There is a wide range of sporting outfits to make and will a little imagination you could turn them in other clothing, for example a running vest could be extended to become a shift dress or simple wedding dress and Edward the Equestrian is already in a suit.
This is ideal for children and adults as the dolls will take shape very quickly and they will see progress rapidly.
This is a fun book full of knitting patterns that will literally allow you to make your own Olympic Games... providing that you don't mind all the competitors being made of wool. The patterns are simple and anyone with intermediate skills will have no problem working through this book. The athletes are simple, but effective and clearly resemble the sportsmen/women they are intended to represent. There is plenty of scope for modifications if you want to personalise any of the figures, so if you wanted to try making figures for other sports not covered - the only limitation will be your own imagination.

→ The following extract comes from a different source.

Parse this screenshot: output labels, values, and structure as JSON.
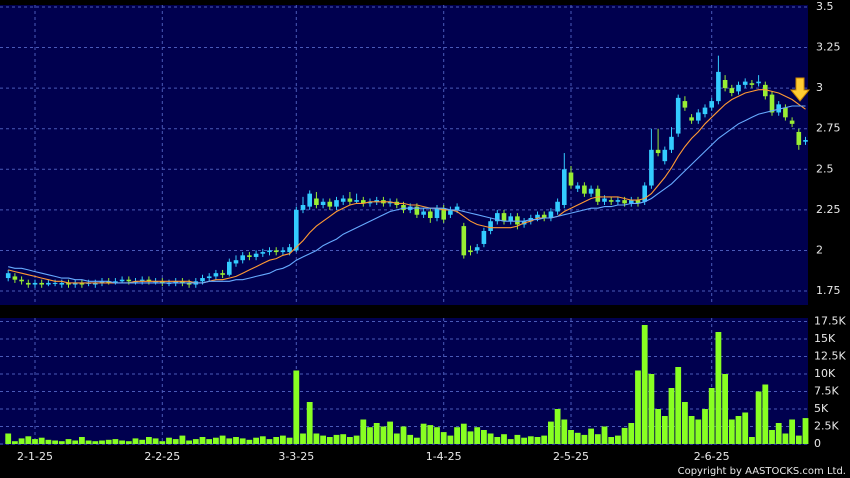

If knitting were an Olympic Sport, rest assure that my Nan would be a multiple Gold Medallist. For decades she has been knitting dolls for charity and must have made 1000s. Therefore, when I was given the opportunity to test out Laura Long's `Olympknits' there was only one person I wanted to help me - Granny! `Olympknits' consists of several knitting plans for different sporting disciplines from swimming to equestrian (including the horse). As well as a knitting guide the book also contains templates for little outfits to dress the characters in.
From a veteran's point of view the knitting plans and templates were perfect, the book is crammed full of them and anyone confident in knitting can get on with it. For a beginner like myself the plans were a little squashed on the page and didn't always make the most of sense to me. Therefore, `Olympknits' is a book aimed more at the enthusiast knitter rather than the absolute novice.
In terms of presentation the book is a triumph. The ideas for different characters are funny and cute. The photographs of these various dolls are also great with Long putting them in situations that suit their sport e.g. in the pool, or on the track. For the joy of just seeing these images, the book is worth getting for any keen knitter with a passion for sports. They will appreciate the book as a piece of art, but will also be able to make something if they so wish.
I am not an experienced knitter so I was not sure if I could manage the projects in this book. It turned out that the little people were fairly simple to knit and fast. It covers most sports and I think the figures would make young and old smile.
Nice little book full of patterns to knit Olympic toys, various sports, they look similar to each other - basic shapes (not especially basic to do!) and the clothes are fabric not knitted which is a shame. Nice little book though.